The Bloggernacle has featured no shortage of posts on the Curse of Ham. At the risk of leaving some out, I’ll mention these two posts by David G. of JI with a link to this post by Stirling of BCC, all of which take note of important non-Mormon scholarship. As may be recalled from these posts, book-length studies of the reception history of the curse are Haynes (2002), Goldenberg (2003), and Davis (2008).
Now there is another to add to the list:
David M. Whitford. The Curse of Ham in the Early Modern Era: The Bible and the Justifications for Slavery. Ashgate, 2009.
Whitford is professor of the History of Christianity, and Christian materials are mainly what he covers. The book “seeks to fill an important gap” left by Haynes and Goldenberg, namely “how [Christian] people in the late medieval and early modern eras understood and explained Genesis 9” (p.16). Whitford does not mention Davis (which I have not read), so there could be some overlap there.
Instead of trying to summarize the book, I’m simply going to point to the figure I think is most interesting. In chapter three, “Gods, Giants, and Kings,” Whitford discusses the Italian Johannes Annius (Giovanni Nanni), who wrote among other things a history of Viterbo, the town of his birth circa 1432. Whitford situates Annius within the Egytpo- and Etruscomania of fifteenth century Italy, witnessed for instance by Ficino’s edition of the Corpus Hermeticum in 1463. According to Annius’ history, his hometown was founded by Osiris/Aegyptus, in company with Libyus/Hercules and Italus/Atlas.
Later, Annius claimed to have found ancient tablets written in Etruscan which confirmed such an honorable foundation of the city. Only this time, the founder was Noah/Janus, together with his son Cameses and grandson Libyus/Hercules. Needless to say, Annius never had any tablets of the sort and he could not read Etruscan.
Because of his scholarly reputation and patriotism, Pope Alexander VI had Annius supervise the painting of a fresco depicting the mythology of Osiris in the papal palace. In order to support his patron’s claims to Egyptian heritage, Annius went so far as to produce a 400 page work, in Latin, the Commentaria Fratri Joannis Annii super Opera Diversorum Auctorum de Antiquitatibus Loquentium (1498), allegedly based on papyrus fragments of lost ancient texts chronicling post-flood history. Again, the papyri were imaginary. But Annius threw in enough legitimate sources to make the forgery credible.
As Whitford explains, in his Commentaria Annius “mixed Hebrew scripture with Egyptian and Greek mythology” (p.47), while his glosses on the text refer to “authorities such as Josephus, the Talmud, Eusebius, Strabo, Homer, Plato, Peter Comestor, Aristotle, and many others” (p.49). Whitford schematizes the genealogy of Ham in the Commentaria as follows:
Noa (Noah, Uranus, Janus, Sky) = Tytea (Earth)
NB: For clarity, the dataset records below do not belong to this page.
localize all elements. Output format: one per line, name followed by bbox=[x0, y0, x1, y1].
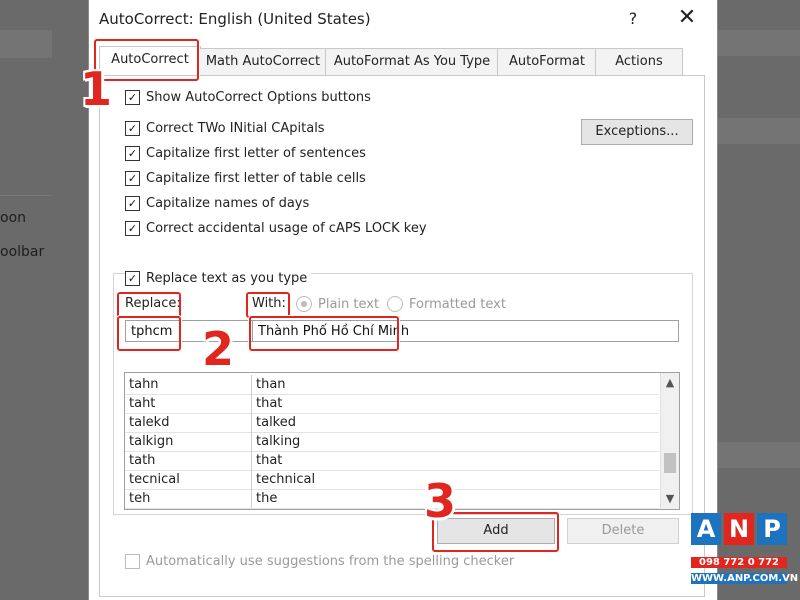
list-item-to: that bbox=[256, 453, 283, 468]
delete-button[interactable]: Delete bbox=[567, 518, 679, 544]
scroll-up-icon[interactable]: ▲ bbox=[661, 375, 679, 391]
background-right-panel bbox=[716, 0, 800, 600]
background-item-toolbar[interactable]: oolbar bbox=[0, 244, 44, 260]
list-item[interactable]: taht that bbox=[125, 394, 659, 414]
dialog-title: AutoCorrect: English (United States) bbox=[99, 10, 371, 28]
list-item-from: tecnical bbox=[125, 470, 252, 489]
highlight-replace-label bbox=[117, 292, 181, 318]
list-item[interactable]: teh the bbox=[125, 489, 659, 509]
list-item-to: talking bbox=[256, 434, 301, 449]
capitalize-days-option[interactable]: ✓ Capitalize names of days bbox=[125, 194, 309, 212]
capitalize-sentences-label: Capitalize first letter of sentences bbox=[146, 145, 366, 161]
correct-caps-lock-checkbox[interactable]: ✓ bbox=[125, 220, 140, 236]
tab-autoformat[interactable]: AutoFormat bbox=[497, 48, 597, 75]
list-item[interactable]: talkign talking bbox=[125, 432, 659, 452]
formatted-text-label: Formatted text bbox=[409, 296, 506, 312]
correct-two-initial-checkbox[interactable]: ✓ bbox=[125, 120, 140, 136]
scroll-thumb[interactable] bbox=[664, 453, 676, 473]
list-scrollbar[interactable]: ▲ ▼ bbox=[660, 373, 679, 509]
replace-as-you-type-checkbox[interactable]: ✓ bbox=[125, 270, 140, 286]
replace-as-you-type-label: Replace text as you type bbox=[146, 270, 308, 286]
step-number-1: 1 bbox=[80, 62, 113, 116]
scroll-down-icon[interactable]: ▼ bbox=[661, 491, 679, 507]
capitalize-table-cells-checkbox[interactable]: ✓ bbox=[125, 170, 140, 186]
list-item-to: talked bbox=[256, 415, 296, 430]
background-ribbon-strip bbox=[0, 30, 52, 58]
correct-caps-lock-option[interactable]: ✓ Correct accidental usage of cAPS LOCK … bbox=[125, 219, 427, 237]
tab-actions[interactable]: Actions bbox=[595, 48, 683, 75]
anp-logo: A N P 098 772 0 772 WWW.ANP.COM.VN bbox=[691, 513, 799, 593]
highlight-with-label bbox=[246, 292, 290, 318]
step-number-2: 2 bbox=[202, 322, 235, 376]
logo-phone: 098 772 0 772 bbox=[691, 557, 787, 568]
show-buttons-label: Show AutoCorrect Options buttons bbox=[146, 89, 371, 105]
capitalize-table-cells-label: Capitalize first letter of table cells bbox=[146, 170, 366, 186]
capitalize-days-checkbox[interactable]: ✓ bbox=[125, 195, 140, 211]
auto-suggestions-checkbox[interactable] bbox=[125, 553, 140, 569]
list-item[interactable]: tahn than bbox=[125, 375, 659, 395]
capitalize-sentences-option[interactable]: ✓ Capitalize first letter of sentences bbox=[125, 144, 366, 162]
background-right-bar bbox=[716, 442, 800, 468]
capitalize-sentences-checkbox[interactable]: ✓ bbox=[125, 145, 140, 161]
logo-letter-p: P bbox=[757, 513, 787, 545]
auto-suggestions-option[interactable]: Automatically use suggestions from the s… bbox=[125, 552, 514, 570]
list-item-from: taht bbox=[125, 394, 252, 413]
formatted-text-radio[interactable] bbox=[387, 296, 403, 312]
capitalize-table-cells-option[interactable]: ✓ Capitalize first letter of table cells bbox=[125, 169, 366, 187]
plain-text-label: Plain text bbox=[318, 296, 380, 312]
tab-math-autocorrect[interactable]: Math AutoCorrect bbox=[199, 48, 327, 75]
list-item-from: teh bbox=[125, 489, 252, 508]
show-buttons-checkbox[interactable]: ✓ bbox=[125, 89, 140, 105]
auto-suggestions-label: Automatically use suggestions from the s… bbox=[146, 553, 515, 569]
correct-two-initial-label: Correct TWo INitial CApitals bbox=[146, 120, 325, 136]
formatted-text-option[interactable]: Formatted text bbox=[387, 296, 506, 312]
correct-two-initial-option[interactable]: ✓ Correct TWo INitial CApitals bbox=[125, 119, 325, 137]
logo-letter-a: A bbox=[691, 513, 721, 545]
logo-letter-n: N bbox=[724, 513, 754, 545]
replace-as-you-type-option[interactable]: ✓ Replace text as you type bbox=[125, 269, 312, 287]
show-buttons-option[interactable]: ✓ Show AutoCorrect Options buttons bbox=[125, 88, 371, 106]
background-divider bbox=[0, 195, 52, 196]
list-item-from: talekd bbox=[125, 413, 252, 432]
list-item-from: tath bbox=[125, 451, 252, 470]
highlight-replace-input bbox=[117, 316, 181, 351]
exceptions-button[interactable]: Exceptions... bbox=[581, 119, 693, 145]
logo-url: WWW.ANP.COM.VN bbox=[691, 573, 799, 584]
list-item[interactable]: talekd talked bbox=[125, 413, 659, 433]
correct-caps-lock-label: Correct accidental usage of cAPS LOCK ke… bbox=[146, 220, 427, 236]
step-number-3: 3 bbox=[424, 474, 457, 528]
list-item-from: talkign bbox=[125, 432, 252, 451]
list-item[interactable]: tecnical technical bbox=[125, 470, 659, 490]
close-icon[interactable]: ✕ bbox=[673, 7, 701, 30]
background-item-ribbon[interactable]: oon bbox=[0, 210, 26, 226]
tab-autoformat-as-you-type[interactable]: AutoFormat As You Type bbox=[325, 48, 499, 75]
background-right-bar bbox=[716, 118, 800, 144]
background-right-bar bbox=[716, 30, 800, 56]
list-item-from: tahn bbox=[125, 375, 252, 394]
capitalize-days-label: Capitalize names of days bbox=[146, 195, 310, 211]
autocorrect-dialog: AutoCorrect: English (United States) ? ✕… bbox=[88, 0, 718, 600]
list-item-to: that bbox=[256, 396, 283, 411]
plain-text-radio[interactable] bbox=[296, 296, 312, 312]
replacement-list[interactable]: tahn than taht that talekd talked talkig… bbox=[124, 372, 680, 510]
list-item-to: than bbox=[256, 377, 286, 392]
help-icon[interactable]: ? bbox=[621, 8, 645, 30]
plain-text-option[interactable]: Plain text bbox=[296, 296, 379, 312]
list-item[interactable]: tath that bbox=[125, 451, 659, 471]
background-left-panel bbox=[0, 0, 88, 600]
highlight-with-input bbox=[249, 316, 399, 351]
Chem Aegyptus (Cham, Camesus, Zoroaster, Saturn) = Rea
Osiris (Mizraim, Jupiter) = Isis
Libyus Aegytpus Herculus
Ham is still a bad guy: he perpetuates the evils of magic and castrates his father. But in the Commentaria Ham’s son Osiris, the first pharaoh, is a good guy. As Whitford writes, he “devoted himself to teaching ‘justice’ and eradicating ‘impiety’” (p.64).
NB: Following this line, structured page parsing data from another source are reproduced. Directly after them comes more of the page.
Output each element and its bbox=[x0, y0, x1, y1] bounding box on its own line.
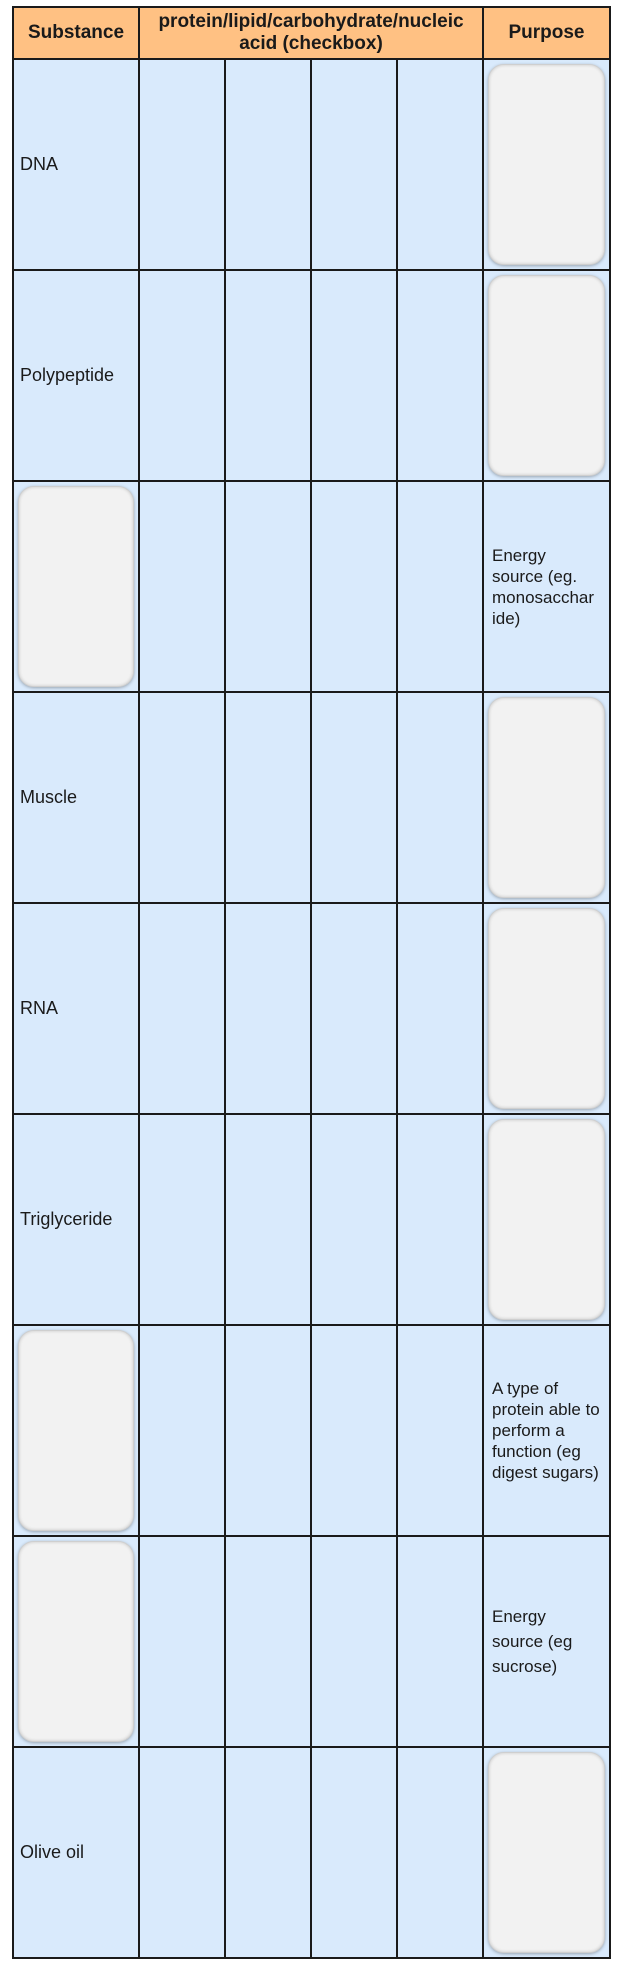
purpose-drop-zone[interactable] bbox=[488, 697, 605, 898]
purpose-cell bbox=[482, 1113, 611, 1326]
substance-cell: Triglyceride bbox=[12, 1113, 140, 1326]
lipid-checkbox-cell[interactable] bbox=[224, 1746, 312, 1959]
table-row: RNA bbox=[12, 902, 611, 1115]
purpose-cell bbox=[482, 269, 611, 482]
lipid-checkbox-cell[interactable] bbox=[224, 58, 312, 271]
purpose-cell bbox=[482, 902, 611, 1115]
carbohydrate-checkbox-cell[interactable] bbox=[310, 1535, 398, 1748]
table-row: Energy source (eg sucrose) bbox=[12, 1535, 611, 1748]
table-row: Olive oil bbox=[12, 1746, 611, 1959]
carbohydrate-checkbox-cell[interactable] bbox=[310, 1746, 398, 1959]
purpose-cell bbox=[482, 58, 611, 271]
nucleic-acid-checkbox-cell[interactable] bbox=[396, 1535, 484, 1748]
header-row: Substance protein/lipid/carbohydrate/nuc… bbox=[12, 6, 611, 60]
purpose-label: Energy source (eg sucrose) bbox=[492, 1607, 573, 1676]
substance-drop-zone[interactable] bbox=[18, 1330, 134, 1531]
protein-checkbox-cell[interactable] bbox=[138, 902, 226, 1115]
protein-checkbox-cell[interactable] bbox=[138, 1535, 226, 1748]
lipid-checkbox-cell[interactable] bbox=[224, 902, 312, 1115]
nucleic-acid-checkbox-cell[interactable] bbox=[396, 1746, 484, 1959]
nucleic-acid-checkbox-cell[interactable] bbox=[396, 1113, 484, 1326]
carbohydrate-checkbox-cell[interactable] bbox=[310, 1324, 398, 1537]
substance-cell: Olive oil bbox=[12, 1746, 140, 1959]
nucleic-acid-checkbox-cell[interactable] bbox=[396, 1324, 484, 1537]
substance-label: RNA bbox=[20, 998, 59, 1018]
substance-cell bbox=[12, 1535, 140, 1748]
purpose-label: Energy source (eg. monosacchar ide) bbox=[492, 545, 595, 628]
classification-header: protein/lipid/carbohydrate/nucleic acid … bbox=[138, 6, 484, 60]
purpose-cell: Energy source (eg sucrose) bbox=[482, 1535, 611, 1748]
substance-label: DNA bbox=[20, 154, 59, 174]
substance-label: Muscle bbox=[20, 787, 78, 807]
lipid-checkbox-cell[interactable] bbox=[224, 480, 312, 693]
table-row: Energy source (eg. monosacchar ide) bbox=[12, 480, 611, 693]
substance-cell: Muscle bbox=[12, 691, 140, 904]
nucleic-acid-checkbox-cell[interactable] bbox=[396, 902, 484, 1115]
nucleic-acid-checkbox-cell[interactable] bbox=[396, 691, 484, 904]
substance-drop-zone[interactable] bbox=[18, 1541, 134, 1742]
purpose-drop-zone[interactable] bbox=[488, 275, 605, 476]
carbohydrate-checkbox-cell[interactable] bbox=[310, 1113, 398, 1326]
substance-label: Triglyceride bbox=[20, 1209, 113, 1229]
purpose-drop-zone[interactable] bbox=[488, 64, 605, 265]
substance-cell bbox=[12, 1324, 140, 1537]
protein-checkbox-cell[interactable] bbox=[138, 269, 226, 482]
lipid-checkbox-cell[interactable] bbox=[224, 1535, 312, 1748]
table-row: DNA bbox=[12, 58, 611, 271]
purpose-cell: A type of protein able to perform a func… bbox=[482, 1324, 611, 1537]
purpose-label: A type of protein able to perform a func… bbox=[492, 1379, 600, 1482]
substance-header: Substance bbox=[12, 6, 140, 60]
substance-cell: Polypeptide bbox=[12, 269, 140, 482]
purpose-drop-zone[interactable] bbox=[488, 1119, 605, 1320]
table-row: Muscle bbox=[12, 691, 611, 904]
substance-cell bbox=[12, 480, 140, 693]
carbohydrate-checkbox-cell[interactable] bbox=[310, 480, 398, 693]
purpose-cell bbox=[482, 1746, 611, 1959]
table-row: A type of protein able to perform a func… bbox=[12, 1324, 611, 1537]
substance-cell: RNA bbox=[12, 902, 140, 1115]
carbohydrate-checkbox-cell[interactable] bbox=[310, 58, 398, 271]
protein-checkbox-cell[interactable] bbox=[138, 1324, 226, 1537]
lipid-checkbox-cell[interactable] bbox=[224, 691, 312, 904]
substance-label: Olive oil bbox=[20, 1842, 85, 1862]
nucleic-acid-checkbox-cell[interactable] bbox=[396, 480, 484, 693]
lipid-checkbox-cell[interactable] bbox=[224, 269, 312, 482]
protein-checkbox-cell[interactable] bbox=[138, 1113, 226, 1326]
lipid-checkbox-cell[interactable] bbox=[224, 1113, 312, 1326]
nucleic-acid-checkbox-cell[interactable] bbox=[396, 269, 484, 482]
purpose-drop-zone[interactable] bbox=[488, 908, 605, 1109]
purpose-header: Purpose bbox=[482, 6, 611, 60]
substance-label: Polypeptide bbox=[20, 365, 115, 385]
substance-cell: DNA bbox=[12, 58, 140, 271]
substance-drop-zone[interactable] bbox=[18, 486, 134, 687]
nucleic-acid-checkbox-cell[interactable] bbox=[396, 58, 484, 271]
protein-checkbox-cell[interactable] bbox=[138, 58, 226, 271]
purpose-cell bbox=[482, 691, 611, 904]
table-row: Polypeptide bbox=[12, 269, 611, 482]
protein-checkbox-cell[interactable] bbox=[138, 691, 226, 904]
purpose-drop-zone[interactable] bbox=[488, 1752, 605, 1953]
protein-checkbox-cell[interactable] bbox=[138, 1746, 226, 1959]
protein-checkbox-cell[interactable] bbox=[138, 480, 226, 693]
carbohydrate-checkbox-cell[interactable] bbox=[310, 269, 398, 482]
carbohydrate-checkbox-cell[interactable] bbox=[310, 902, 398, 1115]
carbohydrate-checkbox-cell[interactable] bbox=[310, 691, 398, 904]
purpose-cell: Energy source (eg. monosacchar ide) bbox=[482, 480, 611, 693]
substance-classification-table: Substance protein/lipid/carbohydrate/nuc… bbox=[12, 6, 611, 1959]
lipid-checkbox-cell[interactable] bbox=[224, 1324, 312, 1537]
table-row: Triglyceride bbox=[12, 1113, 611, 1326]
Though popular, it doesn’t look like the Commentaria were ever translated into English. But Whitford goes on to trace the influence of Annius’ work, such as on Gyles Godet’s Brief Abstract of the Genealogie of the Kyngs of England (1560), which Whitford cites thus: “As Cham the son of Noe exceded in maliciousness and evell, so contrary wyse, his sonne Mesraim otherwise called Osyris, dyd abound in all virtue and goodnesse” (p.69).
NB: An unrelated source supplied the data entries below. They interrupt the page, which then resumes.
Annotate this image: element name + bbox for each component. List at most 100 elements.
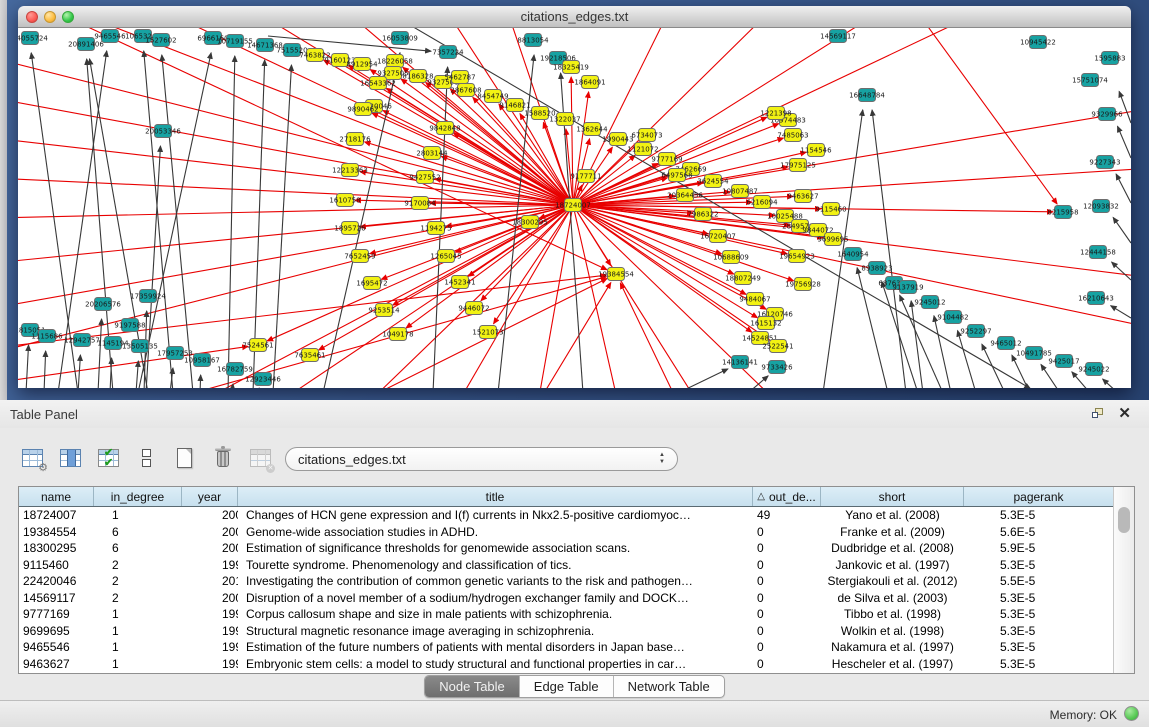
network-node[interactable]: 17359924 [130,290,166,303]
network-node[interactable]: 1362644 [576,123,608,136]
table-row[interactable]: 911546021997Tourette syndrome. Phenomeno… [19,557,1114,574]
memory-ok-indicator[interactable] [1124,706,1139,721]
scrollbar-thumb[interactable] [1118,507,1130,533]
column-header-pagerank[interactable]: pagerank [964,487,1114,506]
network-node[interactable]: 14136141 [722,356,758,369]
table-row[interactable]: 1456911722003Disruption of a novel membe… [19,590,1114,607]
network-node[interactable]: 1154546 [800,144,832,157]
network-node[interactable]: 1990443 [602,133,633,146]
table-vertical-scrollbar[interactable] [1113,487,1134,673]
window-title: citations_edges.txt [18,9,1131,24]
network-node[interactable]: 18226058 [377,55,413,68]
column-chooser-icon[interactable] [58,446,84,472]
network-node[interactable]: 12213363 [332,164,368,177]
table-row[interactable]: 946554611997Estimation of the future num… [19,639,1114,656]
tab-edge-table[interactable]: Edge Table [520,676,614,697]
network-node[interactable]: 8215958 [1047,206,1078,219]
citation-network-graph[interactable]: 1405572420891406946554610653247152760269… [18,28,1131,388]
network-node[interactable]: 9329966 [1091,108,1123,121]
network-node[interactable]: 9252297 [960,325,991,338]
network-node[interactable]: 9425017 [1048,355,1079,368]
network-node[interactable]: 2718176 [339,133,371,146]
network-node[interactable]: 9427552 [409,171,440,184]
table-row[interactable]: 1872400712008Changes of HCN gene express… [19,507,1114,524]
network-node[interactable]: 9104482 [937,311,968,324]
network-node[interactable]: 16053809 [382,32,418,45]
network-node[interactable]: 1452341 [444,276,475,289]
network-node[interactable]: 7635461 [294,349,325,362]
network-node[interactable]: 10491785 [1016,347,1052,360]
delete-table-icon[interactable] [210,446,236,472]
row-height-icon[interactable] [134,446,160,472]
table-row[interactable]: 969969511998Structural magnetic resonanc… [19,623,1114,640]
tab-network-table[interactable]: Network Table [614,676,724,697]
network-node[interactable]: 9245012 [914,296,945,309]
network-node[interactable]: 9484067 [739,293,770,306]
close-panel-icon[interactable]: ✕ [1118,404,1131,422]
table-select-dropdown[interactable]: citations_edges.txt ▲▼ [285,447,678,471]
network-node[interactable]: 20364456 [667,189,703,202]
column-header-title[interactable]: title [238,487,753,506]
network-node[interactable]: 9115460 [815,203,846,216]
column-header-year[interactable]: year [182,487,238,506]
network-node[interactable]: 8938923 [861,262,892,275]
network-view-window[interactable]: citations_edges.txt 14055724208914069465… [18,6,1131,388]
network-node[interactable]: 9253514 [368,304,400,317]
network-node[interactable]: 10945422 [1020,36,1056,49]
svg-text:7485063: 7485063 [777,132,808,140]
network-node[interactable]: 18807249 [725,272,761,285]
tab-node-table[interactable]: Node Table [425,676,520,697]
column-header-in_degree[interactable]: in_degree [94,487,182,506]
network-node[interactable]: 9177711 [570,170,601,183]
network-canvas[interactable]: 1405572420891406946554610653247152760269… [18,28,1131,388]
network-node[interactable]: 16210643 [1078,292,1114,305]
network-node[interactable]: 1864091 [574,76,605,89]
cell-year: 1998 [182,623,238,640]
network-node[interactable]: 14569117 [820,30,856,43]
network-node[interactable]: 1610758 [329,194,360,207]
cell-pagerank: 5.3E-5 [964,507,1114,524]
cell-year: 2012 [182,573,238,590]
cell-title: Embryonic stem cells: a model to study s… [238,656,753,673]
network-node[interactable]: 9733426 [761,361,793,374]
network-node[interactable]: 1521073 [472,326,503,339]
network-node[interactable]: 9245022 [1078,363,1109,376]
table-settings-icon[interactable]: ⚙ [20,446,46,472]
network-node[interactable]: 6734073 [631,129,662,142]
network-node[interactable]: 19384554 [598,268,634,281]
network-node[interactable]: 20206576 [85,298,121,311]
network-node[interactable]: 1194275 [420,222,451,235]
network-node[interactable]: 1595883 [1094,52,1125,65]
network-node[interactable]: 12444158 [1080,246,1116,259]
network-node[interactable]: 7652459 [344,250,375,263]
network-node[interactable]: 16648784 [849,89,885,102]
network-node[interactable]: 15751074 [1072,74,1108,87]
new-table-icon[interactable] [172,446,198,472]
column-header-out_de[interactable]: △out_de... [753,487,821,506]
network-node[interactable]: 9227343 [1089,156,1120,169]
table-row[interactable]: 1938455462009Genome-wide association stu… [19,524,1114,541]
table-row[interactable]: 2242004622012Investigating the contribut… [19,573,1114,590]
column-header-name[interactable]: name [19,487,94,506]
toggle-columns-icon[interactable]: ✔✔ [96,446,122,472]
network-node[interactable]: 19654923 [779,250,815,263]
network-node[interactable]: 3624554 [697,175,729,188]
table-row[interactable]: 1830029562008Estimation of significance … [19,540,1114,557]
cell-in_degree: 6 [94,524,182,541]
network-node[interactable]: 12093832 [1083,200,1119,213]
network-node[interactable]: 16782759 [217,363,253,376]
float-panel-icon[interactable] [1092,408,1105,420]
window-titlebar[interactable]: citations_edges.txt [18,6,1131,28]
table-row[interactable]: 977716911998Corpus callosum shape and si… [19,606,1114,623]
network-node[interactable]: 7357224 [432,46,464,59]
network-node[interactable]: 9465012 [990,337,1021,350]
table-row[interactable]: 946362711997Embryonic stem cells: a mode… [19,656,1114,673]
column-header-short[interactable]: short [821,487,964,506]
network-node[interactable]: 7485063 [777,129,808,142]
network-node[interactable]: 14055724 [18,32,48,45]
network-node[interactable]: 9446072 [458,302,489,315]
network-node[interactable]: 8813054 [517,34,549,47]
svg-text:12213363: 12213363 [332,167,368,175]
cell-pagerank: 5.5E-5 [964,573,1114,590]
network-node[interactable]: 12923446 [245,373,281,386]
Annius’ good Osiris got me thinking about our own just Pharaoh in the Book of Abraham (1:26). So I did a google books search to see whether anything published closer to the nineteenth century might turn up. And I found this in William Russell’s The History of Ancient Europe, with a View of the Revolutions in Asia and Africa (1801): “Egyptus, renowned for his justice and beneficence, had the honour of giving the venerable country over which he ruled, the appellation of Egypt, by which it is still known” (vol.1 p.44). So it would appear that Annius’ influence persisted over three centuries.